085 - La Société espagnole à la fin du XVIII° siècle -
Vue de l'extérieur, la société espagnole apparaît strictement hiérarchisée et quelque peu figée ; en haut, la famille royale, la première noblesse composée des Grands d'Espagne (119 à l'avènement de Charles IV) et les gens titrés, marquis, comtes & barons, de création récente, disposant d'immenses domaines sur lesquels ils ne résident que rarement, suivant le roi qui va de Madrid à Aranjuez, d'Aranjuez à San Ildefons, puis à l'Escorial et enfin à Madrid ! L'ordonnance de la Cour, avec tout ce qu'elle entretient, absorbe le dixième du revenu public !
Après la Cour, le Clergé qui en 1787 ne comprend pas moins de 200 000 membres, dont 62 000 moines et 33 000 nonnes ; immensément riche, il possède le quart des terres cultivables, est respecté et aimé, chaque famille comprenant au moins un ecclésiastique.
Vient ensuite la Noblesse de province,pour laquelle toujours en 1787 sont dénombrés 500 000 hidalgos, soit 1 pour 20 espagnols ; plutôt pauvre, cette noblesse se soutient grâce à l'institution de majorats inaliénables permettant à l'aîné de mener une vie honorable ; ces majorats, qui retirent du commerce plus d'un tiers du sol, font obstacle à l'accession à la propriété des classes inférieures, ce qui constitue une véritable calamité économique ; cette noblesse fournit également les cadres de l'armée et les fonctionnaires de quelque importance.
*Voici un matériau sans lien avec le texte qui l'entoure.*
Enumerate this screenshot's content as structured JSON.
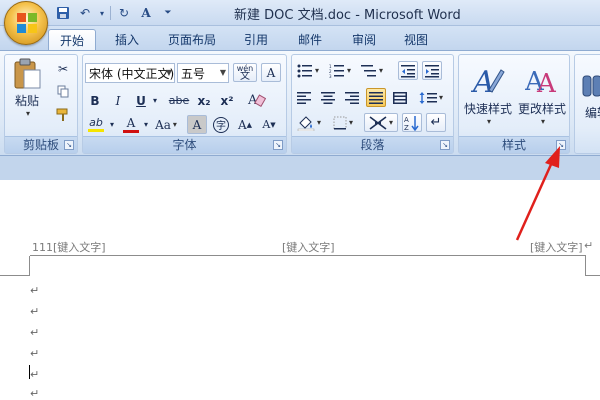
{
  "window": {
    "title": "新建 DOC 文档.doc - Microsoft Word"
  },
  "tabs": [
    "开始",
    "插入",
    "页面布局",
    "引用",
    "邮件",
    "审阅",
    "视图"
  ],
  "ribbon": {
    "clipboard": {
      "label": "剪贴板",
      "paste": "粘贴"
    },
    "font": {
      "label": "字体",
      "font_name": "宋体 (中文正文)",
      "font_size": "五号",
      "bold": "B",
      "italic": "I",
      "underline": "U",
      "strike": "abe",
      "subscript": "x₂",
      "superscript": "x²",
      "font_color": "A",
      "change_case": "Aa",
      "char_shading": "A",
      "enclose": "字",
      "grow": "A",
      "shrink": "A",
      "clear": "A",
      "phonetic": "wén",
      "highlight": "ab"
    },
    "paragraph": {
      "label": "段落"
    },
    "styles": {
      "label": "样式",
      "quick_styles": "快速样式",
      "change_styles": "更改样式"
    },
    "editing": {
      "label": "编辑"
    }
  },
  "document": {
    "header_left": "111[键入文字]",
    "header_center": "[键入文字]",
    "header_right": "[键入文字]",
    "para_mark": "↵"
  },
  "colors": {
    "annotation_arrow": "#e0201c",
    "highlight_yellow": "#f5e400",
    "font_red": "#d01010"
  }
}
Il n'y a guère, en Espagne, de haute-bourgeoisie, si ce n'est dans les Asturies, des maîtres de forge, en Catalogne, d'opulents armateurs, et dans les ports, un certain nombre de gros négociants ; mais tout le gros du commerce est aux mains des étrangers : p.ex. à Cadix on ne compte pas moins de 80 négociants ou armateurs français.
Le peuple – el común – se compose d'artisans, d'ouvriers, de manœuvres, de domestiques et de paysans.
Les Espagnols de cette époque n'aiment guère le travail régulier et poursuivi en commun ; ils préfèrent les petits métiers, avec des gains modestes mais laissant des loisirs abondants ; ces emplois sont alors laissés aux étrangers et seuls quelques Galiciens & Asturiens, gens rudes et vigoureux, acceptent d’œuvrer dans les mines. Lorsqu'il le peut, le Castillan ou l'Andalou rentre au service d'une maison noble : en 1787 on compte 280 000 gens de maison contre 310 000 ouvriers ; ce prolétariat urbain, auquel il faut ajouter la caste nombreuse et honorée des mendiants et des non moins honorées rameras (filles de joie), a ses mœurs, ses traditions, ses façons de parler et de se vêtir, ainsi que des divertissements qui lui sont propres.
Mais l'essentiel de l'Espagne demeure le paysan ; bien que constituant la majorité de la population, la paysannerie ne possède qu'une faible partie des terres ; toutefois, dans les Provinces basques, en Navarre, en Catalogne et dans la huerta de Valence, le paysan est souvent propriétaire, à tout le moins fermier, alors qu'ailleurs il n'est que journalier ; dans la province de Séville on compte près de 120 000 journaliers contre 5 000 laboureurs propriétaires ; quand les gros travaux sont terminés, le journalier est plongé de longs mois dans le dénuement !
Mis à part les très riches et les très pauvres, les Espagnols ont tous des usages analogues : même dédain du confort - la demeure est faiblement meublée et chauffée du seul brasero – même frugalité – le puchero, sorte de pot-au-feu qui constitue la base de leur alimentation – même habitude du lever matinal et de la sieste post-méridienne, chacun entendant quotidiennement la messe, un service de l'aube étant spécialement assuré aux travailleurs agricoles ; tout le monde se retrouve aux pèlerinages, aux processions, aux fêtes et aux courses de taureaux. A la bonhomie des hautes classes répond la dignité des classes inférieures. Ainsi ce pays, malgré l'importance, en nombre, de sa noblesse, reste le plus démocratique d'Europe.